A escritora e filósofa Marcia Tiburi deixou o Brasil, e de acordo com seu relato decidiu após receber ameaças de morte e ter sua casa invadida no fim do ano passado. Quando estava em viagem à Buenos Aires, soube que a irmã encontrou sua casa com as portas arrombadas e todas as gavetas escancarada. Em relato para Mônica Bergamo, disse que já recebia ameaças de morte pela internet e até mesmo nas ruas:

“Eu tinha medo inclusive de ficar em casa”

Márcia está nos Estados Unidos, mas deve residir em Paris, onde o marido vai fazer um pós-doutorado. A filósofa aceitou o convite de Lula e foi, no passado, candidata ao Governo do Rio de Janeiro.

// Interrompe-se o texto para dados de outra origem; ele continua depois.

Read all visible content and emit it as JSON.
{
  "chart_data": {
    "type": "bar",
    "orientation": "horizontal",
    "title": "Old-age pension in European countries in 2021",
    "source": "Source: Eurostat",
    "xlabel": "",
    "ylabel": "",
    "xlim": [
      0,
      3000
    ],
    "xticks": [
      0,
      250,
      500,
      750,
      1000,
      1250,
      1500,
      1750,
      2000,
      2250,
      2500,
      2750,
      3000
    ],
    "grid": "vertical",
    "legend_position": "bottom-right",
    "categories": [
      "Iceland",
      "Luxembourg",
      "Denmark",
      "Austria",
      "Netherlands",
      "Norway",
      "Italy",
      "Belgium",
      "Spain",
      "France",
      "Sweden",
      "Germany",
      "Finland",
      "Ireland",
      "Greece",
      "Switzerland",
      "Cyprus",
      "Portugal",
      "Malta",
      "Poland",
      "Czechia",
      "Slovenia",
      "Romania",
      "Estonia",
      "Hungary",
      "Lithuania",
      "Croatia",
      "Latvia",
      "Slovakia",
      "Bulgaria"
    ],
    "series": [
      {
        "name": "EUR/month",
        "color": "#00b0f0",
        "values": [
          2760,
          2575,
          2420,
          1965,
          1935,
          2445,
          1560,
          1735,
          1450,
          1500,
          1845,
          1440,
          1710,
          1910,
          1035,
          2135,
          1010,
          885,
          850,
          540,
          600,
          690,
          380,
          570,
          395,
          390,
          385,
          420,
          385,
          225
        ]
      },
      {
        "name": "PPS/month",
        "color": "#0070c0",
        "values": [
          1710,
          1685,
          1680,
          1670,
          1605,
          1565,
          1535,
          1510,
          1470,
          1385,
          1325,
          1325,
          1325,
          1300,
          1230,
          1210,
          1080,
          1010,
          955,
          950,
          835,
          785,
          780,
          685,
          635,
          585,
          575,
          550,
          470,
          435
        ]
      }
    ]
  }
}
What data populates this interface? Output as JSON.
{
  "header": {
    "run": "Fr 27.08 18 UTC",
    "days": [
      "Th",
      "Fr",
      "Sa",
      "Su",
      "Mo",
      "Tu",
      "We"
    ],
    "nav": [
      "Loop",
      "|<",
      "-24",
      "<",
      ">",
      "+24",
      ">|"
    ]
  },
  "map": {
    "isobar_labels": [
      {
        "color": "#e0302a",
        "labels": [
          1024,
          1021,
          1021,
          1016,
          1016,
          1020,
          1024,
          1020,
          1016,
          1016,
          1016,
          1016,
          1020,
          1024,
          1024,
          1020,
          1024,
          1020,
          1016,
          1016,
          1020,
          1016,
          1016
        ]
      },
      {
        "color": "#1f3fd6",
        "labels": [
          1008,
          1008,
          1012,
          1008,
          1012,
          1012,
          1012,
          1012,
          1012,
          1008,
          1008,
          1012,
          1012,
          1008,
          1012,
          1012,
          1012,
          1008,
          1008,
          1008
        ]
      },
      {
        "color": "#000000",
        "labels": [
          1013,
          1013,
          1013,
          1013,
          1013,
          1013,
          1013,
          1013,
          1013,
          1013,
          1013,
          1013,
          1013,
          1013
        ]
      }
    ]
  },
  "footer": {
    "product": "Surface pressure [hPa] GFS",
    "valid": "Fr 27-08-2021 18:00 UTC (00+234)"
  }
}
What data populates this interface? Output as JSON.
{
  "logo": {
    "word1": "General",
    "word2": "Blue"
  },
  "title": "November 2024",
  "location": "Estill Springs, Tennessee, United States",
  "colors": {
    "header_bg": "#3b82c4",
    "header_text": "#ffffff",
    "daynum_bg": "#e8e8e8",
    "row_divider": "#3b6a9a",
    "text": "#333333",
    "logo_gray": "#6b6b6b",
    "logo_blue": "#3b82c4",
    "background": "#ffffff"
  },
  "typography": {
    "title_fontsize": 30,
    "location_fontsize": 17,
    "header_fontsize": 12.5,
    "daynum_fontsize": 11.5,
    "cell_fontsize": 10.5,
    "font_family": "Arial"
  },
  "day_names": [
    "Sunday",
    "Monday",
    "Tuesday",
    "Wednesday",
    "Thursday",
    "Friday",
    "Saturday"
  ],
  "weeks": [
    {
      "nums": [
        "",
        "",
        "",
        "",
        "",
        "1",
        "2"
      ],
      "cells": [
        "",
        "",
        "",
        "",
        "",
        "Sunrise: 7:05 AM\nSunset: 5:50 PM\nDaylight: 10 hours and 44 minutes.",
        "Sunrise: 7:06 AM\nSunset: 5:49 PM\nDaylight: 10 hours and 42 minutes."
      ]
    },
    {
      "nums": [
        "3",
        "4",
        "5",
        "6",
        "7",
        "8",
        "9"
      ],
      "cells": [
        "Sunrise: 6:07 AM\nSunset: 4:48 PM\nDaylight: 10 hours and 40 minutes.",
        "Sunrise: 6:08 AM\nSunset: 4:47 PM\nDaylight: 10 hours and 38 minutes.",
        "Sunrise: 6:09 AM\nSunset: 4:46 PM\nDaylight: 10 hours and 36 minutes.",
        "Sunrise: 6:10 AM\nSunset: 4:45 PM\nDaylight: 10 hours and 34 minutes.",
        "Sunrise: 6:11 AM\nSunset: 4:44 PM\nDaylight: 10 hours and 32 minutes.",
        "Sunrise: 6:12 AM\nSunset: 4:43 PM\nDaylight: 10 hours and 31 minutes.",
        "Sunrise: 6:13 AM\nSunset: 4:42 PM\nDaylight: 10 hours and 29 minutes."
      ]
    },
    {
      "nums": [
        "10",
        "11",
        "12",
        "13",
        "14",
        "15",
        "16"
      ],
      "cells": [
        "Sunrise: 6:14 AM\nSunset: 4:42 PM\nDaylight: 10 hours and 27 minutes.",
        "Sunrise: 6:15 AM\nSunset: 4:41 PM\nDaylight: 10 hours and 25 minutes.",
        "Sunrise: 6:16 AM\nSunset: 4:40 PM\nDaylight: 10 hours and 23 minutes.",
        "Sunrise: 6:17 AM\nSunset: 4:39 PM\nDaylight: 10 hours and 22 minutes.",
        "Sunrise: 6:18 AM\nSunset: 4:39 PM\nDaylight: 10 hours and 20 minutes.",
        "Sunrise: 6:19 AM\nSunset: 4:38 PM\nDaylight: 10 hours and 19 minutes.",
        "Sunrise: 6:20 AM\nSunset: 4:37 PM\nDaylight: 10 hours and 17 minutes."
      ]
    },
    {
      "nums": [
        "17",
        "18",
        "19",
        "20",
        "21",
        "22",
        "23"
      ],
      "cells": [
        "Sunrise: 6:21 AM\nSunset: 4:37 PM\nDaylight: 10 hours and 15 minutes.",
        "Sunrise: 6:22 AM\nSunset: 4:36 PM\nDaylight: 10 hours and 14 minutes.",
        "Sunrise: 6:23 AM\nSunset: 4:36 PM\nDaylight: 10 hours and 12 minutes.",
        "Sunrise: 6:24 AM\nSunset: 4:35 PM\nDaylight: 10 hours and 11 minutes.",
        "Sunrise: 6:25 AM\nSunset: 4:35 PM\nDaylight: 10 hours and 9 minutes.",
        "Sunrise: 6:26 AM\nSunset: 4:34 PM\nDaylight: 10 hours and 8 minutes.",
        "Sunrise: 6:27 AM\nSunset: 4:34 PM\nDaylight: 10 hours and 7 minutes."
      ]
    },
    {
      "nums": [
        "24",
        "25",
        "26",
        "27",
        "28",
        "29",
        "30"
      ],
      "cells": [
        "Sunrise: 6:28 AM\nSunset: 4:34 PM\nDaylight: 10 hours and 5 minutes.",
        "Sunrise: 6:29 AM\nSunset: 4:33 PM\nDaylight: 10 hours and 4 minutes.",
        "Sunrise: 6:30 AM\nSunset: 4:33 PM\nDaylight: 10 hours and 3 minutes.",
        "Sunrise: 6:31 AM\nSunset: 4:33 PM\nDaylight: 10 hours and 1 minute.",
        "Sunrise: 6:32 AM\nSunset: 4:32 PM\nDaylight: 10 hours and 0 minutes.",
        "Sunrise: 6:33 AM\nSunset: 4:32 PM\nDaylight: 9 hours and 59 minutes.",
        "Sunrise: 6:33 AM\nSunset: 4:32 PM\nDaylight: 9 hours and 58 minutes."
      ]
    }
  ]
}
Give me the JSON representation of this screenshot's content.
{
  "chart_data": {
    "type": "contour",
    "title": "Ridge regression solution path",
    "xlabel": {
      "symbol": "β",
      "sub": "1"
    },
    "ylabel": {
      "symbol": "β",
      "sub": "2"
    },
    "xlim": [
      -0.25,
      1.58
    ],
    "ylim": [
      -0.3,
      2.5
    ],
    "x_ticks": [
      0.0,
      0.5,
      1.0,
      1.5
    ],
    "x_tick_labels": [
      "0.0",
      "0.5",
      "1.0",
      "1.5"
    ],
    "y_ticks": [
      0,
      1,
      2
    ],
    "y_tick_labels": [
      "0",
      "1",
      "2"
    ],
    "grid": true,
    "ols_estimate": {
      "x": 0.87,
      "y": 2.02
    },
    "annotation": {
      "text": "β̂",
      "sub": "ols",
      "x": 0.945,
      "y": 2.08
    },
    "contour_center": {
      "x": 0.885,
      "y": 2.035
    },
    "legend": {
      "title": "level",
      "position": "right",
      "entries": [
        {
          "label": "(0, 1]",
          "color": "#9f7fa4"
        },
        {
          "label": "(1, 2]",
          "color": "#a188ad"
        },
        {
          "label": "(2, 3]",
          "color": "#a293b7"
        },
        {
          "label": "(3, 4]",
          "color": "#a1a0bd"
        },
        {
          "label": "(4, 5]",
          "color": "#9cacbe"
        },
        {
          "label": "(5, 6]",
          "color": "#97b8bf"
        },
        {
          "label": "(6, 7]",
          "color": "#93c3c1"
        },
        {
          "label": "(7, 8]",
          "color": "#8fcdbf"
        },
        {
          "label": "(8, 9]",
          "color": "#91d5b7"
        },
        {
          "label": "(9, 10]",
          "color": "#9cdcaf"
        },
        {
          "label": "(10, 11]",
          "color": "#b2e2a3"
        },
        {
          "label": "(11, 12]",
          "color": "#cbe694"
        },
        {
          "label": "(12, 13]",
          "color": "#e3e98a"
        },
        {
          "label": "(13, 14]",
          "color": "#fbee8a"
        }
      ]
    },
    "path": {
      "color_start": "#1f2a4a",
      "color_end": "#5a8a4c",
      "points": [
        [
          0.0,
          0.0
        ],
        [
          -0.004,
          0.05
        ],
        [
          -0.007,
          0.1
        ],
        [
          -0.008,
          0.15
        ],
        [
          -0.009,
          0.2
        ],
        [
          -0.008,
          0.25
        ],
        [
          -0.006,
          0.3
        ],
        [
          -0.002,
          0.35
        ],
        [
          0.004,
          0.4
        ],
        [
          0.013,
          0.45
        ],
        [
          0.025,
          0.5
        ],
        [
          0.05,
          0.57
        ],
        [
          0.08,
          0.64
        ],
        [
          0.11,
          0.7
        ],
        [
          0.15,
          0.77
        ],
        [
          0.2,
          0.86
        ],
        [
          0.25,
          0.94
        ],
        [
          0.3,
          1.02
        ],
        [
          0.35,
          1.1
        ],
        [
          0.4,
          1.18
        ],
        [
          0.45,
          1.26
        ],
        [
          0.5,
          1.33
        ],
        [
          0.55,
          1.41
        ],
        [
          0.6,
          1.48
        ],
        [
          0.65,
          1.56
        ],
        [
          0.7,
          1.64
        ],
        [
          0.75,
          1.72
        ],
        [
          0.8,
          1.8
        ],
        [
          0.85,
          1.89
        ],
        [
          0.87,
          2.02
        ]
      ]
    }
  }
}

Relembre algumas polêmicas que envolveram  Márcia Tiburi:

Marcia Tiburi é filósofa e autora de livros como Ridículo Político e Como Conversar com um Fascista. No ano passado, no acampamento do PT, em Curitiba, ela discorreu sobre os que são contra  Lula, e como estes teriam problemas sexuais. Lula, segunda ela, é o crush de todos e todas. Assista:

“Eu acho que no comportamento fascista, na personalidade autoritária, existe uma… assim… um problema sexual mesmo, sabe? Existe… é… existe um problema sexual no sentido de que a preocupação com a sexualidade dos outros, o… a… a homofobia, a transfobia, a misoginia, a marcação preconceituosa em cima da sexualidade dos outros demonstra uma projeção agressiva, uma… e que tá intimamente conectado também com uma identificação com um líder autoritário que, em geral, é uma figura fria.”

“Essa gente burguesa é uma outra parada, gente. Sugiro que a gente comece a estudar mais a sexualidade nesse sentido. E aí eu acho que rola uma inveja das elites em relação ao povo. E quando o povo, que já tinha sexo, que já tinha afeto e que já tinha abraço, e que já tinha uma vida leve, de repente, além de tudo, ganha uma Bolsa Família, que vai fazer as pessoas comerem, também fazer churrasco, ser mais feliz ainda, o povo da camada de cima, essa camada branca, asséptica, essa camada burguesa, que adora um capital porque não tem outro tipo de prazer, que adora dinheiro, que adora mercadoria, que adora consumismo, que adora a frieza do shopping, essa galera não deu conta, não. Não deu conta dessa liberdade do povo, dessa felicidade do povo.”

“Nós todos estamos correndo riscos dessa sanha tarada desses fascistas que têm poder no Brasil hoje. É assim, acho que nossos beijos, amores, abraços, podem deixar eles assim ainda mais irritados. Então eu espero que a gente possa também dizer pra eles que eles também podem ser felizes. É só relaxar e gozar no melhor sentido possível dessa expressão, sendo felizes com o povo, curtindo a alegria afetiva do PT, parando de transformar o PT numa metáfora do mal.”

Marcia também foi integrante da bancada do Saia Justa, programa que deixou em 2011, criticando suas companheiras de cena:

“No ‘Saia justa’ percebi que as próprias mulheres denigrem as mulheres. A Mônica também sacou isso. Mas as outras não tinham condição de entender o que estava se passando. A Luana Piovani era uma bobinha do mal. A Maitê é a Luana vezes dois. Era insuportável. A Betty Lago era divertida, mas uma bobalhona”,

No começo de 2018, se envolveu numa polêmica quando abandonou o estúdio de uma rádio de Porto Alegre durante uma entrevista ao vivo. Já no ar, viu que Kataguiri estava nos estúdios e disse:

“Credo! Eu não vou sentar com este cara, Juremir. Gente, acabei de encontrar Kim Kataguiri. Estou fora, meu!”

A ideia era que os dois debatessem juntos a confirmação, em segunda instância, da condenação do ex-presidente Lula, na 8ª Turma do Tribunal Regional Federal da 4ª Região (TRF-4).

E tem sempre aquela história da lógica do assalto, que aconteceu em 2015, quando Márcia foi entrevistada no programa espaço público, da TVBrasil. Se quiser se aprofundar na tal lógica, vale ler o texto escrito também por ela para a CULT.

“Chega-se, hoje, ao extremo de ter que esclarecer o que deveria ser óbvio: apontar a lógica de um crime não significa que se defenda esse crime.

Entender e refletir sobre as causas de um crime e as consequências da correlata criminalização são condições de possibilidade para qualquer ação concreta e efetiva que busque reduzir o número de crimes e os efeitos perversos que giram em torno dessas ações.”